The tough and uncompromising Russian positions have led some to believe that Moscow will only up the ante after receiving what all sides expect will be formal, written refusals from the U.S. and NATO to accede to its demands.
Indeed, the chief Russian negotiator in the talks, Deputy Foreign Minister Sergei Ryabkov, suggested Thursday that Moscow might respond to rejections by escalating matters outside of Europe through the potential deployment of troops to Cuba and Venezuela. The U.S. has called such a suggestion “bluster” and said it would respond decisively if it happened.
“The lack of a diplomatic solution logically leads to the further exacerbation of the crisis,” wrote Dmitri Trenin, the head of the Carnegie Moscow Center, in an online analysis.
Trenin predicted that a set of “military-technical measures” that Putin said Russia would take if the West rejects its demands could include “a broad array of moves … from the deployment of new weapons systems in various regions to much stronger military ties with Belarus and a closer coordination with the Chinese partners.”

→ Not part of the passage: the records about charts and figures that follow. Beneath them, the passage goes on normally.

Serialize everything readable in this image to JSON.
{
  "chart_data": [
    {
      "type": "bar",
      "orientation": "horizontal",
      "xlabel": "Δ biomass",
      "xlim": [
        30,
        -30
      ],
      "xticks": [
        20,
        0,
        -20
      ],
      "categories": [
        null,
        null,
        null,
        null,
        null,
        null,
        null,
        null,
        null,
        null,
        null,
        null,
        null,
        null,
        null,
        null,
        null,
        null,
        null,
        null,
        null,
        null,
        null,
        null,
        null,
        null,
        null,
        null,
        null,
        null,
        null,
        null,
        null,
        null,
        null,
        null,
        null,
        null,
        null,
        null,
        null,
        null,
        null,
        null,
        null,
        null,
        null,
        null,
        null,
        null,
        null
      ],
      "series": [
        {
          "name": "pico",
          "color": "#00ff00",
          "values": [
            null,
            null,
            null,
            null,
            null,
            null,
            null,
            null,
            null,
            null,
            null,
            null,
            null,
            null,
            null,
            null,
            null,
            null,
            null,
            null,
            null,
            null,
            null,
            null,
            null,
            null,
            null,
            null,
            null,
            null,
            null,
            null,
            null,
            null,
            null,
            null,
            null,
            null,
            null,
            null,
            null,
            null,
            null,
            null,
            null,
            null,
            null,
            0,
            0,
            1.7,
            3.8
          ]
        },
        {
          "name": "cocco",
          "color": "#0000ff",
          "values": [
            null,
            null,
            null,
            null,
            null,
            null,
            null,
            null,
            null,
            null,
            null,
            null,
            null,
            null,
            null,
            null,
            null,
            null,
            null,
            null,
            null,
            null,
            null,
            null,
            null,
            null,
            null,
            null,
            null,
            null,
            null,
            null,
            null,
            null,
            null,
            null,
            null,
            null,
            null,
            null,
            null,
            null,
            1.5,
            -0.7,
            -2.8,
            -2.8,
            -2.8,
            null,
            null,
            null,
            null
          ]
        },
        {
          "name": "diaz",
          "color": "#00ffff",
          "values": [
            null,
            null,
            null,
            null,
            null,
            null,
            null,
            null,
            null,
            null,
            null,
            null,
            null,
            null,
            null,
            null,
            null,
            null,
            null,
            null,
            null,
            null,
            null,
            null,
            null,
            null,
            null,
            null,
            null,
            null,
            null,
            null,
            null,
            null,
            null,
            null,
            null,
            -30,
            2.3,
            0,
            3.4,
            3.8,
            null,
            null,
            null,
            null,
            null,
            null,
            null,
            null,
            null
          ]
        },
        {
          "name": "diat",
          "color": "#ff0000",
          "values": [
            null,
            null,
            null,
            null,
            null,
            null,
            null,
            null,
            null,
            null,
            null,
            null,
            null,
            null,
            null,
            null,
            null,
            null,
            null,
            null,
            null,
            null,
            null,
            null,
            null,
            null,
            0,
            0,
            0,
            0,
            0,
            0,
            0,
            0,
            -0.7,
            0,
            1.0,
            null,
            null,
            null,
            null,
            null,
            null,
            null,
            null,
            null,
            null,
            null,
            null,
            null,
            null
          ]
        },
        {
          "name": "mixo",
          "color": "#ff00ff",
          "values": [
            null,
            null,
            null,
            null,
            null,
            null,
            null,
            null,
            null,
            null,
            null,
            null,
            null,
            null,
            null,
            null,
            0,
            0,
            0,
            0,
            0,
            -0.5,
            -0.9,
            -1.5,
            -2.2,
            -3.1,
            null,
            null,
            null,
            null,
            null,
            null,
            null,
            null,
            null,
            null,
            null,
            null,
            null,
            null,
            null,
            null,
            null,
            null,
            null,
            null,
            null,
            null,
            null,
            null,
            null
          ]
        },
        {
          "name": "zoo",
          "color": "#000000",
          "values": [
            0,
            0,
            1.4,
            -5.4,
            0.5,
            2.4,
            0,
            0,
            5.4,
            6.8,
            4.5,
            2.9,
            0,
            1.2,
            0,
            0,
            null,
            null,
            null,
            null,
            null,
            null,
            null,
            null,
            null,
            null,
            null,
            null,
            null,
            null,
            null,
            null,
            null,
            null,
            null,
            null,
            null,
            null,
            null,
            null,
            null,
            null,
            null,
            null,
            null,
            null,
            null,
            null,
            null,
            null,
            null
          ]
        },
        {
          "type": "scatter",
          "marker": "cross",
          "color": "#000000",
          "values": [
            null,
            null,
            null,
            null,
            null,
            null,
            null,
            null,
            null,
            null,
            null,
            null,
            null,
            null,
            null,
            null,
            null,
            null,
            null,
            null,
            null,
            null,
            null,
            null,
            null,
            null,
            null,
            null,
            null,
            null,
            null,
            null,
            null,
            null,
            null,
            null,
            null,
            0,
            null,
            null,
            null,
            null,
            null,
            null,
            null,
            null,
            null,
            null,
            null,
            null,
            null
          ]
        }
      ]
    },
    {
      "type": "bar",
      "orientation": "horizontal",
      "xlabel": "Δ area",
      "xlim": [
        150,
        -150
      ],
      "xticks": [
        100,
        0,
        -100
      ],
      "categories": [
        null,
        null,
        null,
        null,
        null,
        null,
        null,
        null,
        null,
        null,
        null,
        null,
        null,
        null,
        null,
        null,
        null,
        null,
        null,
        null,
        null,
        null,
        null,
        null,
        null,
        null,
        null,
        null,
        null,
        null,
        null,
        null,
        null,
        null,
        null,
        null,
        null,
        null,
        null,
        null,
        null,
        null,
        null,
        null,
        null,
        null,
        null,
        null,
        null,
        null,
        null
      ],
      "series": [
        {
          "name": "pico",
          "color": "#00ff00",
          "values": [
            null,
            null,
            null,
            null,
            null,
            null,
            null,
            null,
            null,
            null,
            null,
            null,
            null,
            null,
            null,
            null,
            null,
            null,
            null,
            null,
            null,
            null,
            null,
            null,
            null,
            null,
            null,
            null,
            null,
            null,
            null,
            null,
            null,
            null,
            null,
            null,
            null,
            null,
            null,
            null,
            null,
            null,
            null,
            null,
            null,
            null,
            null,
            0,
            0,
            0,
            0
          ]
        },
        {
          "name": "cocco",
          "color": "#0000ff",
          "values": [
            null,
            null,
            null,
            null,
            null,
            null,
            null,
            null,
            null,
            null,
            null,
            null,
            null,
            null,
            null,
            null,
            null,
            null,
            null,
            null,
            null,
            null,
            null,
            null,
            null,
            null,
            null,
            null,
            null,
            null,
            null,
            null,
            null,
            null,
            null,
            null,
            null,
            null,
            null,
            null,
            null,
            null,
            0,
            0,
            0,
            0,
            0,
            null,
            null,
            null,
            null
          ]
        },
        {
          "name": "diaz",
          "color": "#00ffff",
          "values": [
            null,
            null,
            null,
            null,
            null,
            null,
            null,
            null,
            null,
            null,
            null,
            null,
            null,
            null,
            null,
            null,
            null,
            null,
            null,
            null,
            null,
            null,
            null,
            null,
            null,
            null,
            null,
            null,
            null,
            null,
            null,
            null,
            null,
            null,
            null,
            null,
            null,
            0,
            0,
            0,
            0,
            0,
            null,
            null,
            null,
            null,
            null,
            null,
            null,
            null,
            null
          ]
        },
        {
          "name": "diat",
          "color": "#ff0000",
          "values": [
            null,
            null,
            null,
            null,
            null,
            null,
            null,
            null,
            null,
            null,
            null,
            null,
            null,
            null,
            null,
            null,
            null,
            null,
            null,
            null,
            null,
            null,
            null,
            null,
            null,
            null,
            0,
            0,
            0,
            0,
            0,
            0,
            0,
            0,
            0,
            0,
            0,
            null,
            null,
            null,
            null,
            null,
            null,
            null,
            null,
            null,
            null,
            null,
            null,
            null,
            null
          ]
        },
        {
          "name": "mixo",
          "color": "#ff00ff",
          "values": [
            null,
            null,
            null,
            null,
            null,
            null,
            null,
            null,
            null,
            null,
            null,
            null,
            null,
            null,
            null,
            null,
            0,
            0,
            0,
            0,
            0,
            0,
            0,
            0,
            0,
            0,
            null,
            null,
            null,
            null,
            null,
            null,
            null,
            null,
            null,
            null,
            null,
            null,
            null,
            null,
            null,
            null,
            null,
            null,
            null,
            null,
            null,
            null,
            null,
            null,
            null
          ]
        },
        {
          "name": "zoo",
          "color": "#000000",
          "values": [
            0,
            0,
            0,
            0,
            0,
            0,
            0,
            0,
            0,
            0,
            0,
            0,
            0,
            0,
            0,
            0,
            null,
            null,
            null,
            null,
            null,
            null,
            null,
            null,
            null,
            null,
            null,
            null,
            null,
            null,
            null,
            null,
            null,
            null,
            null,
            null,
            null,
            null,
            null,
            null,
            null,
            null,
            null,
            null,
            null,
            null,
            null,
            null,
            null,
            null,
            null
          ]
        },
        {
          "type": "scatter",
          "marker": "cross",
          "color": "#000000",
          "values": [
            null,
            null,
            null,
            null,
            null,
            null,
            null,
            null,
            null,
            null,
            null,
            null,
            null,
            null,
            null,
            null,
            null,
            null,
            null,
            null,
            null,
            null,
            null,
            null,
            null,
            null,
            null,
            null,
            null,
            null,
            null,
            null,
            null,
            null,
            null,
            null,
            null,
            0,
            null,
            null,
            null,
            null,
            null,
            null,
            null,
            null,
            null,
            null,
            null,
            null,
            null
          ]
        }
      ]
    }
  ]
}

Still, there’s a risk that by focusing his ire on NATO, Putin may have inadvertently strengthened its hand, especially with its newer members like the Baltic states, Hungary, Poland and the Czech Republic.
“For countries that have joined NATO since the Cold War, you can definitely say that NATO is more relevant to them now than it was a year ago or in 2014,” Rathke said. “Anyone who thought that NATO was no longer relevant to European security has been taught a lesson in the last few months. And it’s only going to get worse.”